Even the country’s most sleazy major bank is making changes:
Wells Fargo said Tuesday that it was planning changes in the near future to minimize overdraft fees, including getting rid of fees for nonsufficient funds. The bank also announced several changes it said would help customers avoid overdraft fees. Wells Fargo will give customers 24 hours to cover an overdrafted amount and allow them earlier access to direct deposits, the bank said.
They’re going to try to offset the revenue hit by doing…payday lending:
By the end of 2022, Wells Fargo plans to offer short-term loans of up to $500 to consumers, including some customers who might otherwise incur overdraft fees.
I’m sure that’ll go well, given their track record. Again, this is all likely motivated by the CFPB announcement that it is going to closely scrutinize and move to regulate the fees banks can charge, but we’ll take wins wherever we can get them.
Short Cons
NY Times - “Bourbon in 2022 is, in other words, a counterfeiter’s dream, shaped by enormous demand, limited supply and a steady inflow of new and naïve fans all too willing to part with their money — and unlikely to go to the authorities when they realized they’ve been swindled in a transaction that is by definition illegal.”
The Atlantic - “If someone had wanted to invent a surreal provocation designed to unnerve Americans in the summer of 2020, it’s difficult to conceive of a better one than a deluge of unsolicited Chinese seeds.”

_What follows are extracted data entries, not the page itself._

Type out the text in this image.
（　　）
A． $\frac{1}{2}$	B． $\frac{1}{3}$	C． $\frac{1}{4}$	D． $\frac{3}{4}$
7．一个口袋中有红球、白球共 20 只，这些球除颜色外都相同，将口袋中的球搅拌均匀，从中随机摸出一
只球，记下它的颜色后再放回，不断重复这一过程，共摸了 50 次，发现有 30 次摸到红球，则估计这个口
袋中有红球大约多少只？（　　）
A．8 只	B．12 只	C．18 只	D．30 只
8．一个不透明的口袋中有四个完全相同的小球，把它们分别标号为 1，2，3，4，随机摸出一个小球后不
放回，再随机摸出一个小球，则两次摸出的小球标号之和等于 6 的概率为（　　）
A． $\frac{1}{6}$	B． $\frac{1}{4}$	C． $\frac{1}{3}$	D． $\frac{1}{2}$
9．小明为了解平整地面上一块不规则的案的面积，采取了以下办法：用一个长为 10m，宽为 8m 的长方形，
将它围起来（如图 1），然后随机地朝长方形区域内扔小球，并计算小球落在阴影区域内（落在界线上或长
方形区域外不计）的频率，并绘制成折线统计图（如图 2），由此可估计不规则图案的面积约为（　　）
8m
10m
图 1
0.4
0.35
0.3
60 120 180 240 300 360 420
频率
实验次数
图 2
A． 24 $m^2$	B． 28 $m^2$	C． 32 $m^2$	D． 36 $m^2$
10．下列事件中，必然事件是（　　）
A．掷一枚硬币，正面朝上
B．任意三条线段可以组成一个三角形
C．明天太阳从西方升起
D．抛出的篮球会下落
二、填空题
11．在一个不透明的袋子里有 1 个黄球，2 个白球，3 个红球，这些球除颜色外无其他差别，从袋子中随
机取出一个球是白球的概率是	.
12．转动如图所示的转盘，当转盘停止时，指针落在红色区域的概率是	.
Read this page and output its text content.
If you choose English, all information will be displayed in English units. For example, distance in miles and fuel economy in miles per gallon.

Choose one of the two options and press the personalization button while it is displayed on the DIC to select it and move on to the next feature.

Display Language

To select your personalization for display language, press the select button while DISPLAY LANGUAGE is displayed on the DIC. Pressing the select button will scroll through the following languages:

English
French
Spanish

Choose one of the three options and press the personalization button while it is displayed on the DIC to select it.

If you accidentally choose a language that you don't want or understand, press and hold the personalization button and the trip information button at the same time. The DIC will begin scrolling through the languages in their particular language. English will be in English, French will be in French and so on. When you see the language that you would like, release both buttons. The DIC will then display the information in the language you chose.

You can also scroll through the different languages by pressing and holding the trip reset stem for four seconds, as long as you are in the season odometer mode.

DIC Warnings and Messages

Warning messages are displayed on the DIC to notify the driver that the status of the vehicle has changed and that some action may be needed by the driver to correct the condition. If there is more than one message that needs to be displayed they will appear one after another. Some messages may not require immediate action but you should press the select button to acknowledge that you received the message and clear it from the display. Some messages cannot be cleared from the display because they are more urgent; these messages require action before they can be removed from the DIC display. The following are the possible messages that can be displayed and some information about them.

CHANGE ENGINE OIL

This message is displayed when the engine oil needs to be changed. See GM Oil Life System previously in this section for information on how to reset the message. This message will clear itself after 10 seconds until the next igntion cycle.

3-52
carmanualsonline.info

FTC - “More than 95,000 people reported about $770 million in losses to fraud initiated on social media platforms in 2021. Those losses account for about 25% of all reported losses to fraud in 2021 and represent a stunning eighteenfold increase over 2017 reported losses.”
CFPB - “From 2018 to 2020, the CFPB estimates that Americans paid roughly $120 billion per year in credit card interest and fees. That works out to about $1,000 per year for every American household.”